Searing Character Sketches Anchor The Hold Steady’s ‘Open Door Policy’
The Hold Steady’s latest album, Open Door Policy, is another exhilarating blast of crimes, capers, and melancholic mayhem.
That the LP comes some 17 years into the indie institution’s recording career is both a surprise and a delight.
From a safe distance, Craig Finn continues to offer thoroughly compelling character sketches. The bruised egos and battered lives colorfully fill out The Hold Steady’s best and most enjoyable album since 2008’s Stay Positive.
High-quality longevity like this is rare, but their meat-and-potatoes indie rock has proven staying power, even with the as-to-be-expected dips along the way (see: 2010’s Heaven Is Whenever).
Even without the “whoa-oh-oh” backing vocals and a lot of the arena-indebted tropes of classics like Boys and Girls in America, The Hold Steady is making its most mature and some of its most vital music to date.

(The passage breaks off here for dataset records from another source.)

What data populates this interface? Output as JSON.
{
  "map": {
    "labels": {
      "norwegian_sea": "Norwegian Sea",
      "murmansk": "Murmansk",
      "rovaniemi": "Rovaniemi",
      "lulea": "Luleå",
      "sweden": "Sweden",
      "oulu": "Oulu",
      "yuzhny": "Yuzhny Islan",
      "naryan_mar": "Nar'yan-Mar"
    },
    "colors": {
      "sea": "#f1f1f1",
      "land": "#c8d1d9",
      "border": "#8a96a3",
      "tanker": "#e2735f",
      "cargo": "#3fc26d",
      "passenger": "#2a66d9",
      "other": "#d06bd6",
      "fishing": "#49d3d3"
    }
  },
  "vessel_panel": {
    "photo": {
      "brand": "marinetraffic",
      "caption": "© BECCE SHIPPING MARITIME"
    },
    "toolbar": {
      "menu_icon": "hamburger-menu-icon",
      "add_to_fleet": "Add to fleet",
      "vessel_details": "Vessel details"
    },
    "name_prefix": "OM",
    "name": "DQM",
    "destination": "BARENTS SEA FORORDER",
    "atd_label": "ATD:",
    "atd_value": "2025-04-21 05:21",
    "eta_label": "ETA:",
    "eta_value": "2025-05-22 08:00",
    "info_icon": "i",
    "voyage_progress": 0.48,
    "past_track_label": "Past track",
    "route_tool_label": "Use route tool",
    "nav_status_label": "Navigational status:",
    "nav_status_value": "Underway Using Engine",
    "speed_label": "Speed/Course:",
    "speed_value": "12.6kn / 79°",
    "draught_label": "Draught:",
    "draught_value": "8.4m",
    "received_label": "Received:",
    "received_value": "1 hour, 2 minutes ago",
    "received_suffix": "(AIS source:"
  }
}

Take “Lanyards,” an image-rich tale of desire, disappointment, and drugs. Here, imagine that the female lead in 2006’s rock festival love song “Chillout Tent” left Bowdoin College for 15 wasted years in the Golden State.
“She’s never gone deep but she might make an exception for Shark Week,” Finn sings in one of his better funny-sad passages. “When they kicked in the door they said that’s way too much blood for a nosebleed.”
Open Door Policy features some of Finn’s best songwriting in years. “Family Farm” references “Eruption,” with the Van Halen track “blasting out through built-in speakers like it’s bug spray.” Franz Nicolay’s insistent pounding on the keys and Bobby Drake’s propulsive drumming lend urgency and heft to Finn’s typically vivid lyrics.
The Josh Kaufman-produced album does drag on in its back half. But even then, Finn, Tad Kubler, and company keep us guessing. “Hanover Camera” lays out a slinky rhythm straight from Tom Petty & the Heartbreakers’ early hit “Breakdown,” and Finn, ever the master of his craft, introduces “Heather with the henna on her hands.” And the character-driven mischief — if not mayhem — continues.